Eye Care & Surgery Center NJ Bladeless LASIK Laser Cataract Surgeon Blog

Friday, May 13, 2011

Glaucoma and Marijuana

Thank you to Dr. Joel Confino, our guest blogger today, for sharing his insights and knowledge with us.

Alternative medicine and therapy have been increasing in popularity in recent years. One of the areas of interest has been the treatment of glaucoma with marijuana. Glaucoma is an eye disease resulting in loss of vision from damage to the optic nerve. One of the many factors that can cause this is elevated intra-ocular pressure, or IOP. There are various standard treatments for glaucoma, including eye drops, laser surgery and standard surgery.

Marijuana has been studied with regard to potential medical benefits, (in addition to the known recreational benefits!). Many states have passed medical marijuana laws so that chronic pain sufferers and others can gain relief from some of the proven, positive effects of the substance.
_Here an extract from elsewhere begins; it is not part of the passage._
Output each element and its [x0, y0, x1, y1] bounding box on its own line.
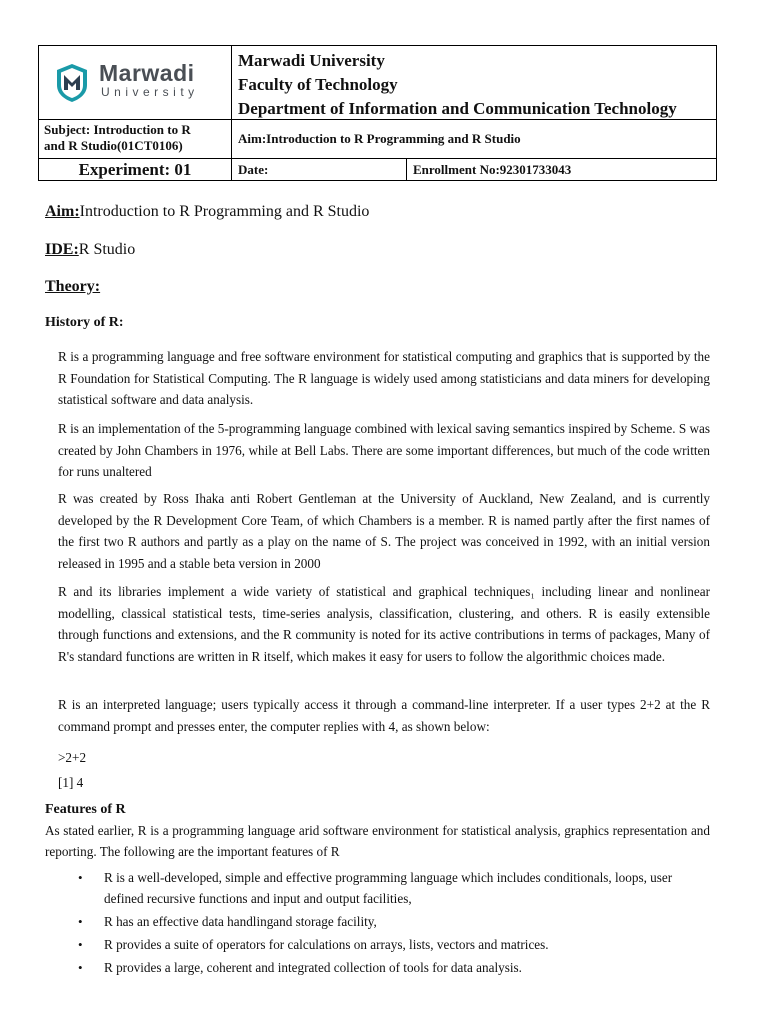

An initial study in the 1970’s reported lowering IOP with the use of marijuana. The active ingredient was identified and analyzed when administered in various forms, such as via smoking, oral intake or eye drops. The lowering effect upon IOP was found to be of short duration, less than that of standard treatments such as eye drops. The best effective route of administration was via smoking, followed by oral and intravenous methods. The eye drops were not effective in lowering IOP. In addition, the quantities of the drug that were required to achieve an adequate IOP lowering effect were too high, and resulted in many well-known side effects, such as red eye, increased heart rate, decreased motor coordination, memory and concentration, as well as lung disease. As a result it has not been approved for the treatment of glaucoma.

It is possible that in the future, a more effective formulation for an eye drop will be developed. There are other potential health benefits for the eye, such as the treatment of macular degeneration, which has not yet been proven but is of theoretical interest due to the anti-oxidant effect of the drug.

In summary, marijuana will not be found stocked among the eye drops in the drugstore anytime soon, but future studies and formulations of the active ingredient could potentially lead to a method of use that is safe and effective.